September 5, 2025

To gain a clearer picture of today’s workplace, we surveyed 400 US–based office decision makers spanning workplace operations, office experience, and executive leadership.
Office occupancy and utilization
In the past year, office occupancy doubled, rising from 30% to 60%. Additionally, companies planning to reduce office square footage fell from 75% in 2024 to 46% in 2025.
Rapid7 is already running ahead of the pack, filling 50–75% of its Boston office while the national average sits near 60%. As hybrid routines settle and high-value collaboration days pull teams back together, expect occupancy to edge higher and stay there. That steady cadence will put renewed pressure on desk and room availability—exactly the resources Rapid7 has flagged as its biggest headache.
Treat today’s 60% industry benchmark as a floor: use live utilization data to right-size desk and room supply before the next uptick crowds employees.
Policies and structure
According to the survey results, 46% of companies strongly suggest in-office policies, 42% mandate in-office policies and only 12% let employees decide.
Most firms now steer employees with either strong nudges (46%) or outright mandates (42%); only a sliver still leave attendance to chance. Rapid7’s structured hybrid model fits this trend, but compliance remains the weak link across the board. Clear, team-level playbooks—like those rolled out at H&R Block—are fast becoming table stakes for keeping policies credible and predictable.
Publish a concise, team-based schedule that spells out the why and the when of office days—then revisit it quarterly to keep adherence high.
Technology and tools
77% of respondents reported active investments in tools like wayfinding, digital maps, and occupancy sensors. AI-driven automation was also noted.

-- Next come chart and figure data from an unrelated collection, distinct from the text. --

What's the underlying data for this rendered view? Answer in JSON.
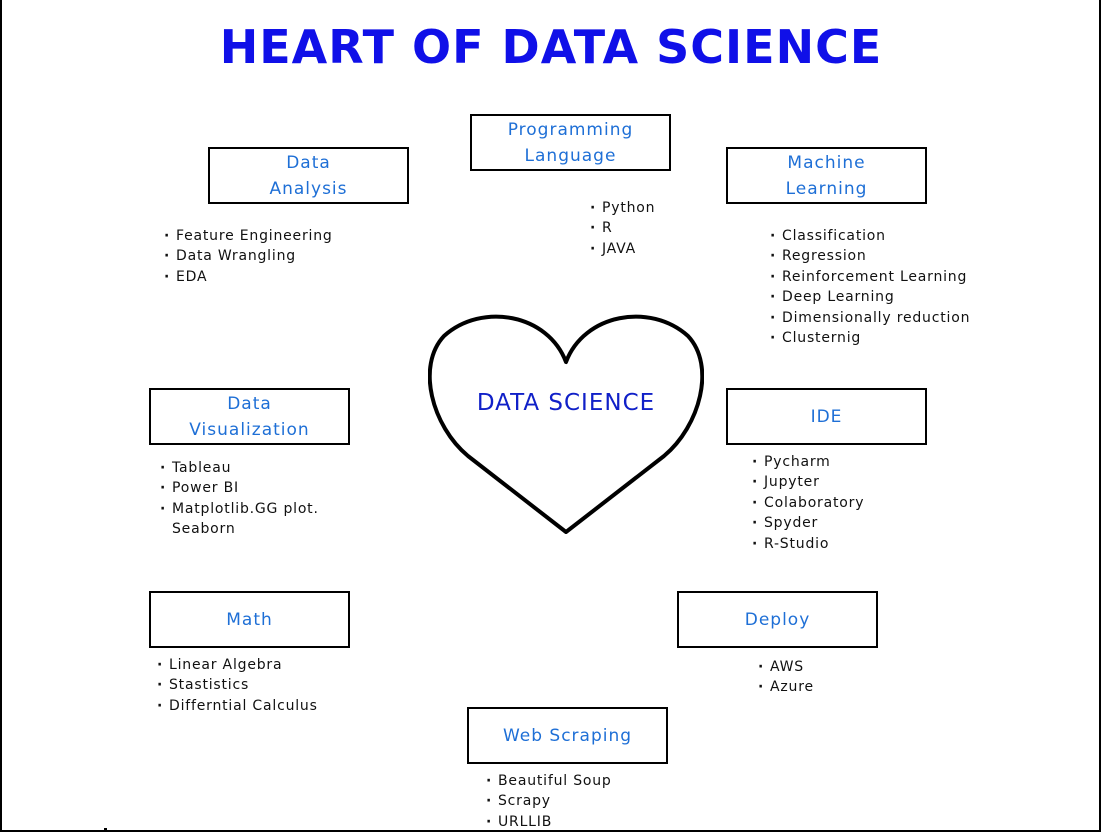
{
  "title": "HEART OF DATA SCIENCE",
  "center_label": "DATA SCIENCE",
  "colors": {
    "title": "#1010e8",
    "box_text": "#1e6fd6",
    "center_text": "#1020c8",
    "outline": "#000000"
  },
  "nodes": {
    "programming": {
      "label": "Programming\nLanguage",
      "items": [
        "Python",
        "R",
        "JAVA"
      ]
    },
    "data_analysis": {
      "label": "Data\nAnalysis",
      "items": [
        "Feature Engineering",
        "Data Wrangling",
        "EDA"
      ]
    },
    "machine_learning": {
      "label": "Machine\nLearning",
      "items": [
        "Classification",
        "Regression",
        "Reinforcement Learning",
        "Deep Learning",
        "Dimensionally reduction",
        "Clusternig"
      ]
    },
    "data_visualization": {
      "label": "Data\nVisualization",
      "items": [
        "Tableau",
        "Power BI",
        "Matplotlib.GG plot.\nSeaborn"
      ]
    },
    "ide": {
      "label": "IDE",
      "items": [
        "Pycharm",
        "Jupyter",
        "Colaboratory",
        "Spyder",
        "R-Studio"
      ]
    },
    "math": {
      "label": "Math",
      "items": [
        "Linear Algebra",
        "Stastistics",
        "Differntial Calculus"
      ]
    },
    "deploy": {
      "label": "Deploy",
      "items": [
        "AWS",
        "Azure"
      ]
    },
    "web_scraping": {
      "label": "Web Scraping",
      "items": [
        "Beautiful Soup",
        "Scrapy",
        "URLLIB"
      ]
    }
  }
}
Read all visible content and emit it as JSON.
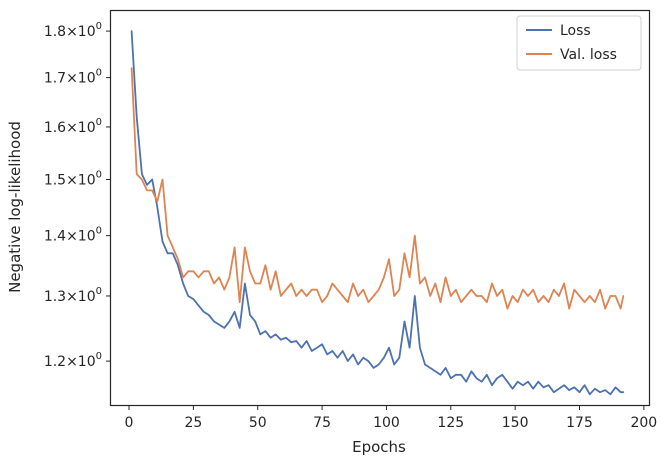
{
  "chart_data": {
    "type": "line",
    "title": "",
    "xlabel": "Epochs",
    "ylabel": "Negative log-likelihood",
    "xlim": [
      -7,
      202
    ],
    "ylim": [
      1.137,
      1.845
    ],
    "yscale": "log",
    "grid": false,
    "legend_position": "top-right",
    "x_ticks": [
      0,
      25,
      50,
      75,
      100,
      125,
      150,
      175,
      200
    ],
    "x_tick_labels": [
      "0",
      "25",
      "50",
      "75",
      "100",
      "125",
      "150",
      "175",
      "200"
    ],
    "y_ticks": [
      1.2,
      1.3,
      1.4,
      1.5,
      1.6,
      1.7,
      1.8
    ],
    "y_tick_mantissas": [
      "1.2",
      "1.3",
      "1.4",
      "1.5",
      "1.6",
      "1.7",
      "1.8"
    ],
    "y_tick_base": "10",
    "y_tick_exponent": "0",
    "y_tick_times": "×",
    "x": [
      1,
      3,
      5,
      7,
      9,
      11,
      13,
      15,
      17,
      19,
      21,
      23,
      25,
      27,
      29,
      31,
      33,
      35,
      37,
      39,
      41,
      43,
      45,
      47,
      49,
      51,
      53,
      55,
      57,
      59,
      61,
      63,
      65,
      67,
      69,
      71,
      73,
      75,
      77,
      79,
      81,
      83,
      85,
      87,
      89,
      91,
      93,
      95,
      97,
      99,
      101,
      103,
      105,
      107,
      109,
      111,
      113,
      115,
      117,
      119,
      121,
      123,
      125,
      127,
      129,
      131,
      133,
      135,
      137,
      139,
      141,
      143,
      145,
      147,
      149,
      151,
      153,
      155,
      157,
      159,
      161,
      163,
      165,
      167,
      169,
      171,
      173,
      175,
      177,
      179,
      181,
      183,
      185,
      187,
      189,
      191,
      192
    ],
    "series": [
      {
        "name": "Loss",
        "color": "#4c72b0",
        "values": [
          1.8,
          1.62,
          1.51,
          1.49,
          1.5,
          1.45,
          1.39,
          1.37,
          1.37,
          1.35,
          1.32,
          1.3,
          1.295,
          1.285,
          1.275,
          1.27,
          1.26,
          1.255,
          1.25,
          1.26,
          1.275,
          1.25,
          1.32,
          1.27,
          1.26,
          1.24,
          1.245,
          1.235,
          1.24,
          1.232,
          1.235,
          1.228,
          1.23,
          1.22,
          1.23,
          1.215,
          1.22,
          1.225,
          1.21,
          1.215,
          1.205,
          1.215,
          1.2,
          1.21,
          1.195,
          1.205,
          1.2,
          1.19,
          1.195,
          1.205,
          1.22,
          1.195,
          1.205,
          1.26,
          1.22,
          1.3,
          1.22,
          1.195,
          1.19,
          1.185,
          1.18,
          1.19,
          1.175,
          1.18,
          1.18,
          1.17,
          1.185,
          1.175,
          1.17,
          1.18,
          1.165,
          1.175,
          1.18,
          1.17,
          1.16,
          1.17,
          1.165,
          1.17,
          1.16,
          1.17,
          1.162,
          1.165,
          1.155,
          1.16,
          1.165,
          1.158,
          1.162,
          1.155,
          1.165,
          1.152,
          1.16,
          1.155,
          1.158,
          1.152,
          1.162,
          1.155,
          1.155
        ]
      },
      {
        "name": "Val. loss",
        "color": "#dd8452",
        "values": [
          1.72,
          1.51,
          1.5,
          1.48,
          1.48,
          1.46,
          1.5,
          1.4,
          1.38,
          1.36,
          1.33,
          1.34,
          1.34,
          1.33,
          1.34,
          1.34,
          1.32,
          1.33,
          1.31,
          1.33,
          1.38,
          1.29,
          1.38,
          1.34,
          1.32,
          1.32,
          1.35,
          1.31,
          1.34,
          1.3,
          1.31,
          1.32,
          1.3,
          1.31,
          1.3,
          1.31,
          1.31,
          1.29,
          1.3,
          1.32,
          1.31,
          1.3,
          1.29,
          1.32,
          1.3,
          1.31,
          1.29,
          1.3,
          1.31,
          1.33,
          1.36,
          1.3,
          1.31,
          1.37,
          1.33,
          1.4,
          1.32,
          1.33,
          1.3,
          1.32,
          1.29,
          1.33,
          1.3,
          1.31,
          1.29,
          1.3,
          1.31,
          1.3,
          1.3,
          1.29,
          1.32,
          1.3,
          1.31,
          1.28,
          1.3,
          1.29,
          1.31,
          1.3,
          1.31,
          1.29,
          1.3,
          1.29,
          1.31,
          1.3,
          1.32,
          1.28,
          1.31,
          1.3,
          1.29,
          1.3,
          1.29,
          1.31,
          1.28,
          1.3,
          1.3,
          1.28,
          1.3
        ]
      }
    ]
  }
}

Seventy-seven percent of companies are pouring money into wayfinding, sensors, and AI automation, turning offices into data engines. Rapid7 already owns the core stack; the next leap is stitching these tools together so occupancy trends trigger automatic desk and room reallocation in real time. That move shifts resource management from reactive to predictive—exactly what a fast-moving SaaS firm needs.
Layer predictive analytics onto your existing booking and sensor systems so desks, rooms, and badges adjust themselves before bottlenecks form.
Office design and experiences
According to the survey data, most office decisions are still guided by hybrid policies and data rather than employee needs. Additionally, 82% of leaders were worried about maintaining their current office space.
Leaders talk data, but employees crave connection; the smartest offices now translate usage insights into social, flexible zones that beat coffee-shop comfort. With space cuts slowing and collaboration demand rising, rows of static desks are giving way to modular team pods and lounge-style corners. Rapid7 can ride this wave to elevate the daily experience without expanding its footprint.
Convert underused desk banks into movable collaboration pods and casual gathering spots to spark the teamwork employees come in for.
Workplace operations
Confusion over ownership is a major contributor to policy challenges. Respondents cited the following as “owners” of workplace management:
Office Manager/Workplace Experience: 30%
Facilities and IT Teams: 23%
HR/People Teams: 20%
Department Managers: 20%
Executive Team: 6%
Ownership confusion still dogs office ops—only 6% of executives hold the reins, and 30% of tasks drift to over-stretched experience teams. As resource complexity grows, winning firms treat the workplace like a product, led by a single owner who unites Facilities, IT, and People data on one dashboard. Rapid7’s focus on resource management makes that alignment urgent.
Appoint a dedicated Workplace Product Owner with clear authority to track usage, enforce policy, and fine-tune resources across teams.
The path forward is clear: use real-time data to balance seats and rooms, spell out a simple hybrid playbook, automate the tech you already own, reshape space for teamwork, and centralize decision-making. Nail those five steps and Rapid7 turns today’s resource pain into tomorrow’s competitive edge—an office that runs itself while employees focus on building great software.